Slashdot Mirror

← Back to Stories (view on slashdot.org)

Rootkit Creators Turn Professional

Posted by ryuzaki0 on from the where-the-money-is dept.

pete richards writes "Signalling a trend towards increased 'outsourcing' of some elements of malware creation, worm authors are increasingly turning to commercially available rootkits to help their creations slip past virus detection engines. Those root kits in the mean time are becoming more professional. Antivirus vendor F-Secure reported last week that it had detected a first rootkit designed to bypass detection by most of the modern rootkit detection engines."

3 of 117 comments (clear)

  1. Re:How dare they! by KiloByte · · Score: 4, Informative

    Like, SuckIt?

    --
    The creatures outside looked from Alt-Right to Antifa; but already it was impossible to say which was which.
  2. Re:Misuse of the term by jaseuk · · Score: 5, Informative

    Root kits will normally includ things such as modded ps and other modified binaries so that the system appears to be running fine, yet has a backdoor and any logging / system monitoring tools will not show any processes or activity.

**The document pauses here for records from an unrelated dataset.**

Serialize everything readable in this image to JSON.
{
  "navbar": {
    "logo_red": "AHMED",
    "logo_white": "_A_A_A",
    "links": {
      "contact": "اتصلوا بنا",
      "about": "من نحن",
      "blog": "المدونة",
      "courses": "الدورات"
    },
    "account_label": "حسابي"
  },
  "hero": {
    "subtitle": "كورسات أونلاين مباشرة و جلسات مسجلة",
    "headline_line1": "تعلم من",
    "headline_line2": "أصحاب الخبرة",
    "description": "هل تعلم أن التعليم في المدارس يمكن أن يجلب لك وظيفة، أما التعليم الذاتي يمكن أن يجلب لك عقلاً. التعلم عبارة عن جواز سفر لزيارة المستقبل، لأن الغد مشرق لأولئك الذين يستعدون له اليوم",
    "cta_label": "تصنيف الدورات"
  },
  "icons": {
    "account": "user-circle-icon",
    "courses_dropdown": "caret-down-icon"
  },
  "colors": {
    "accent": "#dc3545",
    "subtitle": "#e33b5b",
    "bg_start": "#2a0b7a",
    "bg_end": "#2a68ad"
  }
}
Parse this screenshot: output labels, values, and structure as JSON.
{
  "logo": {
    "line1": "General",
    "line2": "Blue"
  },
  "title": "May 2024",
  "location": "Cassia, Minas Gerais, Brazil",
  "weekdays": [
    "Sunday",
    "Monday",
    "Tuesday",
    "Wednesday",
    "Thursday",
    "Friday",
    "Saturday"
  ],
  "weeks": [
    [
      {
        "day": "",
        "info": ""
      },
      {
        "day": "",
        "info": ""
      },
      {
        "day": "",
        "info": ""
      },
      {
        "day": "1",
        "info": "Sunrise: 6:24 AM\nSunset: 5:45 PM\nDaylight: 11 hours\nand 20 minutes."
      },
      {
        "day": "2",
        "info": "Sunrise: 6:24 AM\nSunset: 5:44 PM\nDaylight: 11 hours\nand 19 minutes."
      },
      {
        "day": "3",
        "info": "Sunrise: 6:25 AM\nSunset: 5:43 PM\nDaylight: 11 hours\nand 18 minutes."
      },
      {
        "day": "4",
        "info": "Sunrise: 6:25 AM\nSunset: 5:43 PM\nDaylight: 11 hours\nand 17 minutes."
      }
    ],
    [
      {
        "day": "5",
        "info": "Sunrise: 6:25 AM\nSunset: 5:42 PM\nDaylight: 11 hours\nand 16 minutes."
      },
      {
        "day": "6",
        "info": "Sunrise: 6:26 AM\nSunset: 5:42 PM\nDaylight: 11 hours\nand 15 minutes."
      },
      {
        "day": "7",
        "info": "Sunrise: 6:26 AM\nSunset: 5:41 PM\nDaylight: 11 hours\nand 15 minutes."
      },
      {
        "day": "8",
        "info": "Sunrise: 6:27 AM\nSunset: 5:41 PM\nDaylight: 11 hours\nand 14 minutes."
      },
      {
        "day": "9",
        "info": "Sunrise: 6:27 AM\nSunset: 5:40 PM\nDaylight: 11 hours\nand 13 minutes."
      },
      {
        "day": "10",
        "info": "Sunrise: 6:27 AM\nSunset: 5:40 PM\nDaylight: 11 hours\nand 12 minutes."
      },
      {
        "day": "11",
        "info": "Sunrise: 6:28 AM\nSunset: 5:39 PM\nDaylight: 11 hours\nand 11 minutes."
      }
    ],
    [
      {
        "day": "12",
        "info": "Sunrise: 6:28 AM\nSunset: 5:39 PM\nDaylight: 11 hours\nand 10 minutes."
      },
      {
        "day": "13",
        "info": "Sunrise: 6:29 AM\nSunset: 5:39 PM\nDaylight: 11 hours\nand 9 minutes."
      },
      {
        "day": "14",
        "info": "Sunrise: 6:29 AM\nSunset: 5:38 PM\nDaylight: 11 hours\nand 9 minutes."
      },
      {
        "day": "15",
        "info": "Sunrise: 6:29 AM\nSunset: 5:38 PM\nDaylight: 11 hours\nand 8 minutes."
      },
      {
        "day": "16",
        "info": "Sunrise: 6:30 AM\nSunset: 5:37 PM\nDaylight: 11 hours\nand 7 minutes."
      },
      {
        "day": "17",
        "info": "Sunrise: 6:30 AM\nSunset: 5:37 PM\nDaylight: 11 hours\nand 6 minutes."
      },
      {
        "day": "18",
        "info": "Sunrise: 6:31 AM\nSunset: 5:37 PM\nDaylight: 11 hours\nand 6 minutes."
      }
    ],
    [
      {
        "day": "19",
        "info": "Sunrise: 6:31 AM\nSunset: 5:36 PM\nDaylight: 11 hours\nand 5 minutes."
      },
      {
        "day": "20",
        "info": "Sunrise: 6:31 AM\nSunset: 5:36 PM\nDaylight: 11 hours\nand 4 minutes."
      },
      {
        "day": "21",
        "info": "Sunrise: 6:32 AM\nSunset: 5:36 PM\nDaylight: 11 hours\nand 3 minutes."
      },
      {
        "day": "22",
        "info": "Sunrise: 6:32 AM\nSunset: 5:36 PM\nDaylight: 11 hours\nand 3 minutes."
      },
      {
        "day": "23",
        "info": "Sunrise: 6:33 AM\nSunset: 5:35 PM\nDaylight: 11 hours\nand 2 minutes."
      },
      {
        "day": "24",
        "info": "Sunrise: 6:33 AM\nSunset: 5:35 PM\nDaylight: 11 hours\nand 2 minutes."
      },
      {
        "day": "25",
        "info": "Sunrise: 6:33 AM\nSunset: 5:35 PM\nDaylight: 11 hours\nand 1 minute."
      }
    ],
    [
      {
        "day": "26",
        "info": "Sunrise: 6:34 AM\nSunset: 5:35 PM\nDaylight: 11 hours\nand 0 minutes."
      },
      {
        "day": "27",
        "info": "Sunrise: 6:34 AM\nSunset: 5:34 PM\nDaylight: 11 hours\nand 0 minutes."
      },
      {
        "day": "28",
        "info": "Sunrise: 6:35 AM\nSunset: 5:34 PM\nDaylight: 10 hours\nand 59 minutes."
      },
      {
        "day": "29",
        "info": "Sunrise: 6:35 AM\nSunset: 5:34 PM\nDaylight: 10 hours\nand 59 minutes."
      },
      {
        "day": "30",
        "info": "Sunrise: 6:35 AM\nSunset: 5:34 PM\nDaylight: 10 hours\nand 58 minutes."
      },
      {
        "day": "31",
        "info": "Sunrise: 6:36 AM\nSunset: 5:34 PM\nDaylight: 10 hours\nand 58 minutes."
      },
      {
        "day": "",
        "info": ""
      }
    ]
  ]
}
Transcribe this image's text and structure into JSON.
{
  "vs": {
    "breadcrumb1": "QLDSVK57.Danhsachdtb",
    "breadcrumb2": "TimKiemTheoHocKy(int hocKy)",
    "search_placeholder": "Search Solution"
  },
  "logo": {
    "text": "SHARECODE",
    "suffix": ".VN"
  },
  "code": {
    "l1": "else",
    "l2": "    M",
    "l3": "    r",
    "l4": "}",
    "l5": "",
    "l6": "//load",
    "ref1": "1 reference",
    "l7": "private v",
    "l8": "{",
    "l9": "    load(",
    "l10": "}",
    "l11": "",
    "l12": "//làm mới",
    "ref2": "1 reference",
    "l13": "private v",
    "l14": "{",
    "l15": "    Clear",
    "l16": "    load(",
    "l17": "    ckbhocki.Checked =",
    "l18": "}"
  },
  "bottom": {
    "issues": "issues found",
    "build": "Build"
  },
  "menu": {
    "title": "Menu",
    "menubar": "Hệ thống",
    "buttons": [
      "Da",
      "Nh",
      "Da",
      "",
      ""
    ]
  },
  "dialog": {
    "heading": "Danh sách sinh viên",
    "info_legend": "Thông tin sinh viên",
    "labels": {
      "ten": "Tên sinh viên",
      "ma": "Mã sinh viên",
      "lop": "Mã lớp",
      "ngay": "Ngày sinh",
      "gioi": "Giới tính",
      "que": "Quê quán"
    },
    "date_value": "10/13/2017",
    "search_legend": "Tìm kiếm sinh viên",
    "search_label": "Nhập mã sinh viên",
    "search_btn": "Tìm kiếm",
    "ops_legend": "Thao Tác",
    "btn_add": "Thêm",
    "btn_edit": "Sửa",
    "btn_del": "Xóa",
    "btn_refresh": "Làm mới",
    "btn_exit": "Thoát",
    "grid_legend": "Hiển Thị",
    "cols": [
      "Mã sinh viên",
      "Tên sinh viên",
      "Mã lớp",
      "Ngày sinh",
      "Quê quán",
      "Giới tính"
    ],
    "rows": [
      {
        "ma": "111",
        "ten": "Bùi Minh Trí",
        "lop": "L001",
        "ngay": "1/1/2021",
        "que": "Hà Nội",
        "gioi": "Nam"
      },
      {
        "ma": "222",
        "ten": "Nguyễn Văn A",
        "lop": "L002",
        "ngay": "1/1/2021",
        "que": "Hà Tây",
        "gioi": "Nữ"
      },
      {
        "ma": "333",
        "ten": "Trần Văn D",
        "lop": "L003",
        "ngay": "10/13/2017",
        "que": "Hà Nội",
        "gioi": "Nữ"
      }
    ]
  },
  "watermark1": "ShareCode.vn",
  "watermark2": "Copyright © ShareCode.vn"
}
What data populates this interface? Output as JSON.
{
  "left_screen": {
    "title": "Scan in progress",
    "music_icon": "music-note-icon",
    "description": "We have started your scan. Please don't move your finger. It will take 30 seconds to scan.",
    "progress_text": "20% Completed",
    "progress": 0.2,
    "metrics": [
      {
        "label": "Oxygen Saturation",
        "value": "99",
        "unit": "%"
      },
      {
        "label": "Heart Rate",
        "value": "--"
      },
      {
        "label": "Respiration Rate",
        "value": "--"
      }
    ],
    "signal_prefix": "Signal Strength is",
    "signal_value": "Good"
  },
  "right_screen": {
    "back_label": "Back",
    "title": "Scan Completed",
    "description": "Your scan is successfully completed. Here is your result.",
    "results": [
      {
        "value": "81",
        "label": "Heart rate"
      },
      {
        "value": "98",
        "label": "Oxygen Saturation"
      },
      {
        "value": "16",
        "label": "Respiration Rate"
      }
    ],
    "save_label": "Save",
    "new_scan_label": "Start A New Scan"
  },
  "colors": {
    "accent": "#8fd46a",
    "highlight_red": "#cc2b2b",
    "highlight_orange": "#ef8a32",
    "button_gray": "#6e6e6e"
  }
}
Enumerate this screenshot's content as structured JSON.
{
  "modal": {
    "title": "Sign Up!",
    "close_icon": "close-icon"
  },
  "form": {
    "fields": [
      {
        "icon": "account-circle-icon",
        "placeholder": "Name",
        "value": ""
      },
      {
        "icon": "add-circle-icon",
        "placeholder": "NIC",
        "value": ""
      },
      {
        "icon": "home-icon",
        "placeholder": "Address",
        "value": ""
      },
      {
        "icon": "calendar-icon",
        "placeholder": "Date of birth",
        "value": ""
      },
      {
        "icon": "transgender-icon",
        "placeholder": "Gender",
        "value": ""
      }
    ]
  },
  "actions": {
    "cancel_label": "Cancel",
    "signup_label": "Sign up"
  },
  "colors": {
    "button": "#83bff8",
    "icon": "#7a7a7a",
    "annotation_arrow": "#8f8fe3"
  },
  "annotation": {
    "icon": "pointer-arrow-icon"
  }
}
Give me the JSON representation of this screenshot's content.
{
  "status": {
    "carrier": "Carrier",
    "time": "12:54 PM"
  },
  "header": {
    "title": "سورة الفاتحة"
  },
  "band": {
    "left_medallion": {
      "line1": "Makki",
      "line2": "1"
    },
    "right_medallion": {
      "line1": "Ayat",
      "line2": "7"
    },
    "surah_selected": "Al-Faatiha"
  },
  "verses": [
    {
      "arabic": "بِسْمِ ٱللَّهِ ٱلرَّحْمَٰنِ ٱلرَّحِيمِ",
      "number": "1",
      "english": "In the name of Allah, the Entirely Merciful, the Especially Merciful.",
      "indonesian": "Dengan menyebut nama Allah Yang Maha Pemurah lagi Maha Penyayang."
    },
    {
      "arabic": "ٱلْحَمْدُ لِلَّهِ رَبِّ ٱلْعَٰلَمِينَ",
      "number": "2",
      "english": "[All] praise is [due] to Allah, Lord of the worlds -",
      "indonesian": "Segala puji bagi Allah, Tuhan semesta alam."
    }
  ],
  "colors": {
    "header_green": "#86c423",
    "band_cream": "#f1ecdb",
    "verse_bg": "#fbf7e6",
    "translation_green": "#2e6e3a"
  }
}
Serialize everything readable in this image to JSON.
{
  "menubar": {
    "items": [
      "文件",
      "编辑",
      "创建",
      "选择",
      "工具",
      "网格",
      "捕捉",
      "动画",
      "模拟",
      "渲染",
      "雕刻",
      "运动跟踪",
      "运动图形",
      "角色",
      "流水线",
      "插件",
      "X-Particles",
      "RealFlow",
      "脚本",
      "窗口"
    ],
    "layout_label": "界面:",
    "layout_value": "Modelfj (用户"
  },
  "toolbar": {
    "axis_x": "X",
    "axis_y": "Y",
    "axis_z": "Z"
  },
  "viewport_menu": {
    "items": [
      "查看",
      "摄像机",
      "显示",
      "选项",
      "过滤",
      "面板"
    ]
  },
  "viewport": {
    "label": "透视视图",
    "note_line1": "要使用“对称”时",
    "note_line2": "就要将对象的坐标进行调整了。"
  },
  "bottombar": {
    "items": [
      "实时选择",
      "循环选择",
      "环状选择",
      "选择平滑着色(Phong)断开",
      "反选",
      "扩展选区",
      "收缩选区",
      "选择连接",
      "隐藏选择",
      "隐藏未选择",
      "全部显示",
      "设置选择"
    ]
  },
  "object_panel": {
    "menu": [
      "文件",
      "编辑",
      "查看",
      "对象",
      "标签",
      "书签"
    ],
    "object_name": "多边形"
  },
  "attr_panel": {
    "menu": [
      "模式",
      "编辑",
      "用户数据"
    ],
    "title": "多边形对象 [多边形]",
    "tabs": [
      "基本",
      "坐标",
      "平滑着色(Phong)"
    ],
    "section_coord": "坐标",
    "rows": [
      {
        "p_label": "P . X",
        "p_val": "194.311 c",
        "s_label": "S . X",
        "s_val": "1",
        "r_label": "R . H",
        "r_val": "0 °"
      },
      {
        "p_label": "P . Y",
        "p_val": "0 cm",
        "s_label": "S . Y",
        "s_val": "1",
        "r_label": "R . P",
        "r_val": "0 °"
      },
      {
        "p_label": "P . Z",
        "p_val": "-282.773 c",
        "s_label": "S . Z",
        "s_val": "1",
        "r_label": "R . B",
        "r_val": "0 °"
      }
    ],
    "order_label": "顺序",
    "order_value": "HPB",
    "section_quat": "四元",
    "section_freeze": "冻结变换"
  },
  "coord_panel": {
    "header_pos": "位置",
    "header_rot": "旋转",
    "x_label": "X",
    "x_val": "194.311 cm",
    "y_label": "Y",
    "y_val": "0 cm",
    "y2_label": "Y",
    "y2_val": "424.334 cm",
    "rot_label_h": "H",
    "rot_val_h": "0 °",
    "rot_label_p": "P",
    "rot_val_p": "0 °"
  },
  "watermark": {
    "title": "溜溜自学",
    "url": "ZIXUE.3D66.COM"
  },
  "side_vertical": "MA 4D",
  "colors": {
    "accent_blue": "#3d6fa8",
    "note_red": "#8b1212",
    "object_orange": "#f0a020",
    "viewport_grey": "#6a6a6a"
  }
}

    There is more to a root kit than just a replacement ps, but of course that is a critical element.

    No it's not rocket science, but in practice modding system binaries whilst on the outside keeping the system appearing to be running normally is much harder, different library / operating system / architectures to deal with and the fact that you are messing around with core system files.

  3. Re:Easy prey? by ArsenneLupin · · Score: 4, Informative
    There probably isn't a law against rootkits, and there shouldn't be. There should be a law against using them to break into systems that you are not authorized to enter, and there is a law against that.

    A rootkit isn't a tool to break into a machine; it's a tool to hide your presence once you've already broken into the machine...

    Is VNC a rootkit?

    No. But a tool hiding VNC from the process list might be.